Beaten-Down Blue Chip #2: Walgreens Boots Alliance (WBA)
Shares of this drugstore chain are closing in a 52-week low. But just a few months ago, shares were riding high.
Why? Because of a proposed buyout offer from private equity firm KKR. The proposed deal put the price of shares at $71.
Today, they’re trading under $50. While the buyout offer looked like a stretch, now shares look undervalued thanks to their steep selloff. They’re down 31 percent in the past year.
We see potential upside ahead. The company trades at just 8 times forward earnings. Revenue and profit margins are low, but for the mature space the company is in, steady performance from here are likely to send shares higher. And the company was already beaten down in 2019, a great year for most of the market.
Although the retail space can be tough, drugstore chains have long been a successful niche that manage to profit even in the age of online retailing.
This is also another play with a large insider stake—nearly 17 percent of the company.
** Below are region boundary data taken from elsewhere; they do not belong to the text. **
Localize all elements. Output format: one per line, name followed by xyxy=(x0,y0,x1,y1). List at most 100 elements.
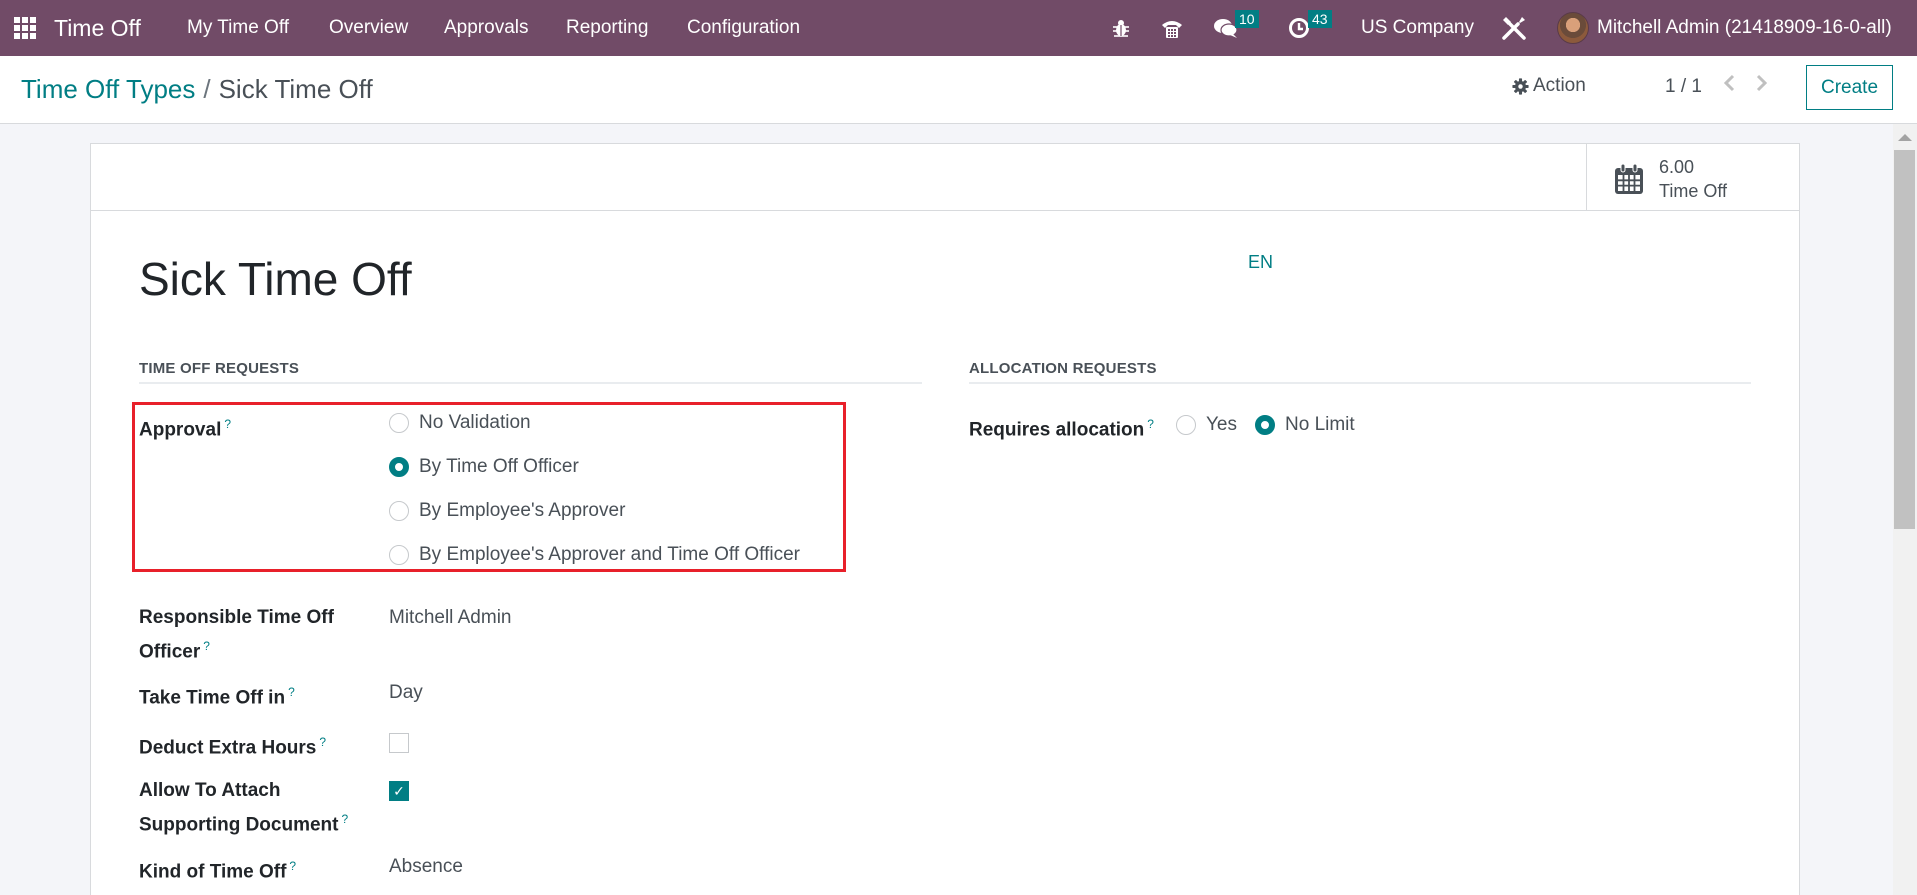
kind-of-time-off-label: Kind of Time Off? xyxy=(139,852,296,886)
pager-previous-button[interactable] xyxy=(1722,73,1736,99)
scrollbar-thumb[interactable] xyxy=(1894,150,1915,529)
radio-label: No Limit xyxy=(1285,414,1355,435)
kind-of-time-off-field[interactable]: Absence xyxy=(389,856,463,878)
scroll-up-arrow-icon[interactable] xyxy=(1898,134,1912,141)
take-time-off-in-label: Take Time Off in? xyxy=(139,678,295,712)
label-text: Kind of Time Off xyxy=(139,861,287,883)
requires-allocation-option-no-limit[interactable]: No Limit xyxy=(1255,414,1355,436)
activities-button[interactable]: 43 xyxy=(1288,0,1343,56)
approval-option-by-employees-approver[interactable]: By Employee's Approver xyxy=(389,500,625,522)
app-name[interactable]: Time Off xyxy=(54,0,141,56)
bug-icon xyxy=(1113,20,1129,37)
messages-button[interactable]: 10 xyxy=(1213,0,1263,56)
radio-button[interactable] xyxy=(389,545,409,565)
voip-button[interactable] xyxy=(1160,0,1184,56)
responsible-officer-label: Responsible Time Off Officer? xyxy=(139,603,334,666)
time-off-requests-header: TIME OFF REQUESTS xyxy=(139,360,300,377)
form-sheet: 6.00 Time Off Sick Time Off EN TIME OFF … xyxy=(90,143,1800,895)
section-divider xyxy=(139,382,922,384)
company-switcher[interactable]: US Company xyxy=(1361,0,1474,56)
label-line: Allow To Attach xyxy=(139,780,281,801)
control-panel: Time Off Types / Sick Time Off Action 1 / … xyxy=(0,56,1917,124)
vertical-scrollbar[interactable] xyxy=(1893,124,1917,895)
approval-label: Approval? xyxy=(139,410,231,444)
help-icon[interactable]: ? xyxy=(319,735,326,749)
settings-button[interactable] xyxy=(1500,0,1528,56)
label-line: Officer xyxy=(139,641,201,663)
apps-menu-button[interactable] xyxy=(14,0,36,56)
help-icon[interactable]: ? xyxy=(341,812,348,826)
action-label: Action xyxy=(1533,75,1586,96)
top-navbar: Time Off My Time Off Overview Approvals … xyxy=(0,0,1917,56)
menu-reporting[interactable]: Reporting xyxy=(566,0,648,56)
radio-button-checked[interactable] xyxy=(1255,415,1275,435)
menu-my-time-off[interactable]: My Time Off xyxy=(187,0,289,56)
label-line: Responsible Time Off xyxy=(139,607,334,628)
section-divider xyxy=(969,382,1751,384)
label-text: Deduct Extra Hours xyxy=(139,737,317,759)
stat-label: Time Off xyxy=(1659,181,1728,201)
record-title[interactable]: Sick Time Off xyxy=(139,252,412,306)
radio-button-checked[interactable] xyxy=(389,457,409,477)
deduct-extra-hours-checkbox[interactable] xyxy=(389,733,409,753)
help-icon[interactable]: ? xyxy=(289,859,296,873)
phone-icon xyxy=(1162,21,1182,38)
time-off-stat-button[interactable]: 6.00 Time Off xyxy=(1586,144,1799,210)
responsible-officer-field[interactable]: Mitchell Admin xyxy=(389,607,512,629)
check-icon: ✓ xyxy=(393,783,405,799)
help-icon[interactable]: ? xyxy=(288,685,295,699)
radio-label: Yes xyxy=(1206,414,1237,435)
approval-label-text: Approval xyxy=(139,419,222,441)
approval-option-by-approver-and-officer[interactable]: By Employee's Approver and Time Off Offi… xyxy=(389,544,800,566)
take-time-off-in-field[interactable]: Day xyxy=(389,682,423,704)
tools-icon xyxy=(1502,17,1526,40)
allocation-requests-header: ALLOCATION REQUESTS xyxy=(969,360,1157,377)
messages-count-badge: 10 xyxy=(1235,10,1259,28)
approval-option-no-validation[interactable]: No Validation xyxy=(389,412,531,434)
help-icon[interactable]: ? xyxy=(1147,417,1154,431)
clock-icon xyxy=(1289,18,1309,38)
radio-label: By Time Off Officer xyxy=(419,456,579,477)
deduct-extra-hours-label: Deduct Extra Hours? xyxy=(139,728,326,762)
label-text: Take Time Off in xyxy=(139,687,286,709)
user-name: Mitchell Admin (21418909-16-0-all) xyxy=(1597,17,1892,38)
debug-button[interactable] xyxy=(1112,0,1130,56)
pager-value[interactable]: 1 / 1 xyxy=(1665,76,1702,98)
radio-label: By Employee's Approver and Time Off Offi… xyxy=(419,544,800,565)
menu-overview[interactable]: Overview xyxy=(329,0,408,56)
help-icon[interactable]: ? xyxy=(224,417,231,431)
breadcrumb-current: Sick Time Off xyxy=(218,74,373,104)
user-menu[interactable]: Mitchell Admin (21418909-16-0-all) xyxy=(1557,0,1892,56)
radio-button[interactable] xyxy=(1176,415,1196,435)
create-button[interactable]: Create xyxy=(1806,65,1893,110)
stat-value: 6.00 xyxy=(1659,157,1695,177)
label-text: Requires allocation xyxy=(969,419,1145,441)
radio-label: By Employee's Approver xyxy=(419,500,626,521)
radio-button[interactable] xyxy=(389,501,409,521)
gear-icon xyxy=(1512,77,1529,95)
avatar xyxy=(1557,12,1589,44)
radio-label: No Validation xyxy=(419,412,531,433)
allow-attach-label: Allow To Attach Supporting Document? xyxy=(139,776,348,839)
label-line: Supporting Document xyxy=(139,814,339,836)
requires-allocation-label: Requires allocation? xyxy=(969,410,1154,444)
help-icon[interactable]: ? xyxy=(203,639,210,653)
menu-approvals[interactable]: Approvals xyxy=(444,0,529,56)
breadcrumb-separator: / xyxy=(203,74,211,104)
chevron-left-icon xyxy=(1723,74,1735,92)
language-button[interactable]: EN xyxy=(1248,252,1273,273)
apps-grid-icon xyxy=(14,17,36,39)
menu-configuration[interactable]: Configuration xyxy=(687,0,800,56)
activities-count-badge: 43 xyxy=(1308,10,1332,28)
approval-option-by-time-off-officer[interactable]: By Time Off Officer xyxy=(389,456,579,478)
pager-next-button[interactable] xyxy=(1755,73,1769,99)
chevron-right-icon xyxy=(1756,74,1768,92)
radio-button[interactable] xyxy=(389,413,409,433)
button-box: 6.00 Time Off xyxy=(91,144,1799,211)
action-menu-button[interactable]: Action xyxy=(1512,75,1586,97)
calendar-icon xyxy=(1615,163,1643,194)
breadcrumb-parent-link[interactable]: Time Off Types xyxy=(21,74,195,104)
allow-attach-checkbox[interactable]: ✓ xyxy=(389,781,409,801)
requires-allocation-option-yes[interactable]: Yes xyxy=(1176,414,1237,436)
breadcrumb: Time Off Types / Sick Time Off xyxy=(21,74,373,105)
With these factors in mind, we expect shares to head higher in time as well. Investors can buy shares up to $50, and lock in a dividend yield north of 3.5 percent.
The company has done an excellent job of raising its dividend over time. So even if market fears continue at the company, investors can start to rack up returns from the high and growing payout.
Traders should look at the July 2020 $55 calls. Trading for about $1.00, they’re a nice balance of upside potential and relatively low cost. They’ll likely move higher in the coming weeks as the current market fear plays out and dwindles away, offering mid-double-digit yields.